The following morning at 10 am, the Milrevcom issued an announcement written by Lenin, declaring the end of the Provisional Government and the transfer of power to the Petrograd Soviet. In the early afternoon, Trotsky convened an Extraordinary Session of the Petrograd Soviet, to preempt the Congress of Soviets. It was packed with Bolsheviks and Left SR deputies.

That evening, the Second Congress of Soviets opened in the Assembly Hall in Smolny. The 600 or so delegates chose a Presidium of 3 Mensheviks and 21 Bolsheviks and Left SRs.

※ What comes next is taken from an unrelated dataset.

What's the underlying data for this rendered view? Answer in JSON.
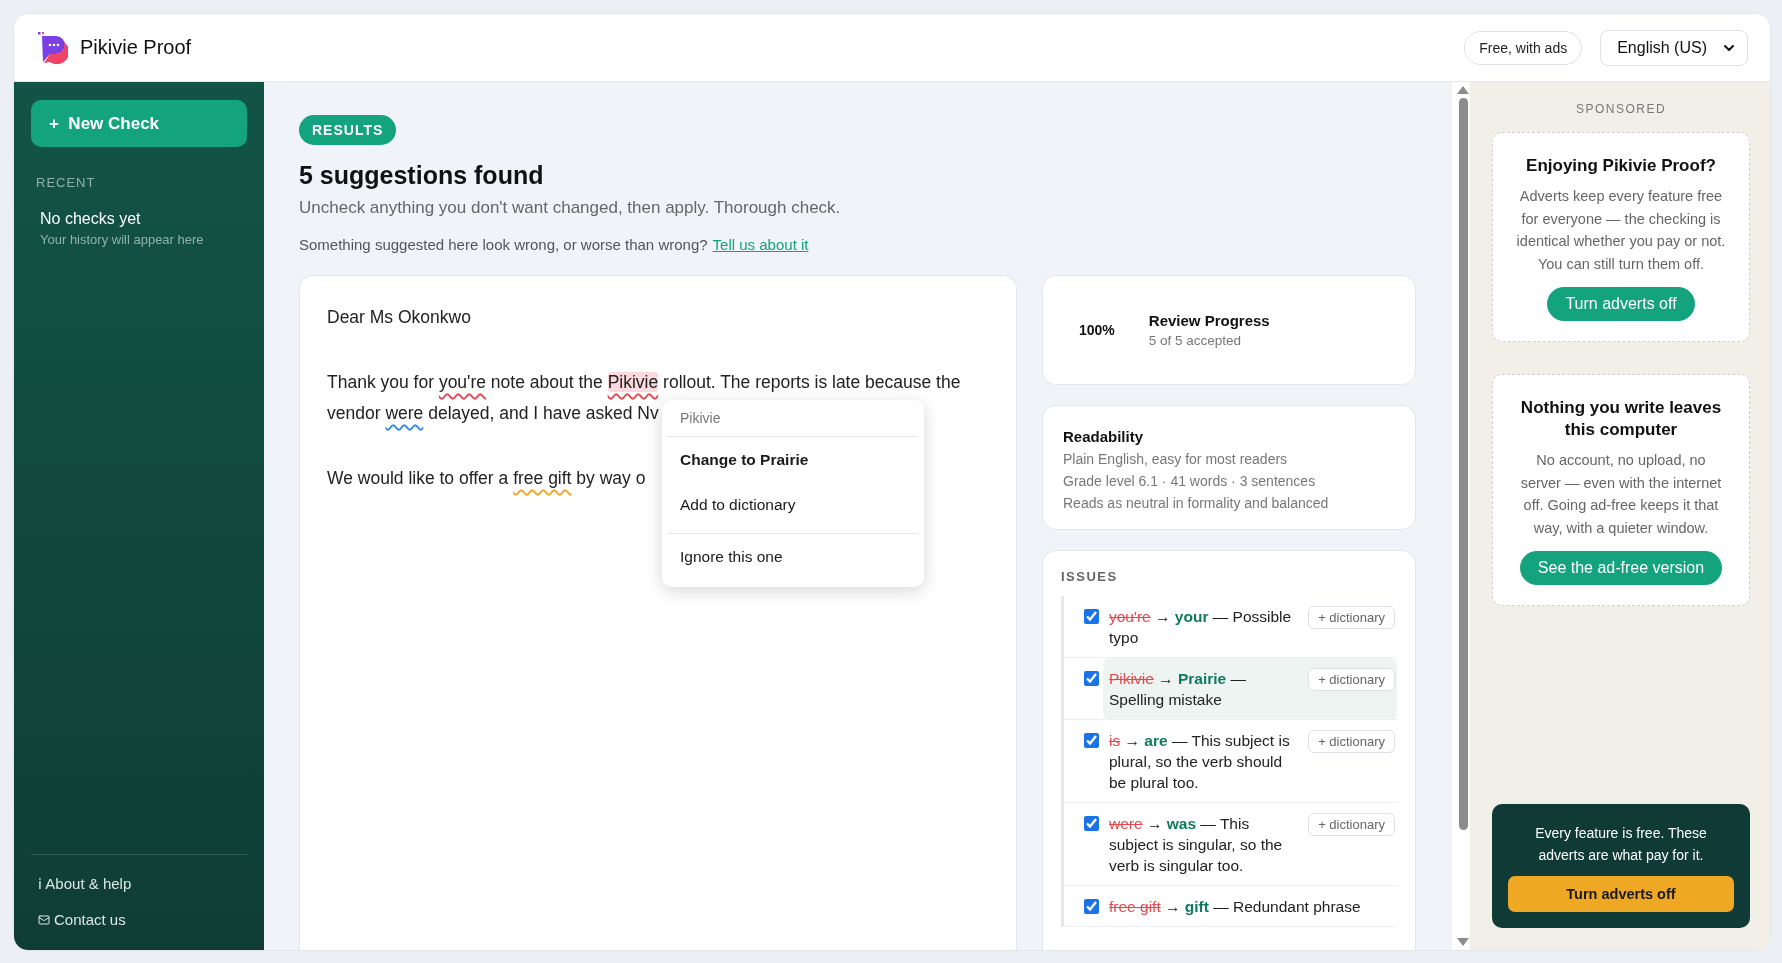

The following day, the Ispolkom rejected the workings of the Congress and called on the Soviets and the army to defend the Revolution. But in the evening, the Congress dismissed the Ispolkom and replaced it with a new group of 101 members (62 Bolsheviks) under Lev Borisovich Kamenev. It also approved the Decree on Peace, the Decree on Land and the formation of a new government – the Council of People's Commissars (Soviet Narodnykh Komissarov, abbreviated to Sovnarkom) – until the meeting of the Constituent Assembly. The Sovnarkom was meant to be an executive governing body directly accountable to the newly created Central Executive Committee (CEC/VTsIK) which would act as a standing-body of the (legislative) Soviet between full sessions of the Congress of Soviets, though in practice Sovnarkom would eclipse the CEC/TSiK in autonomy and power.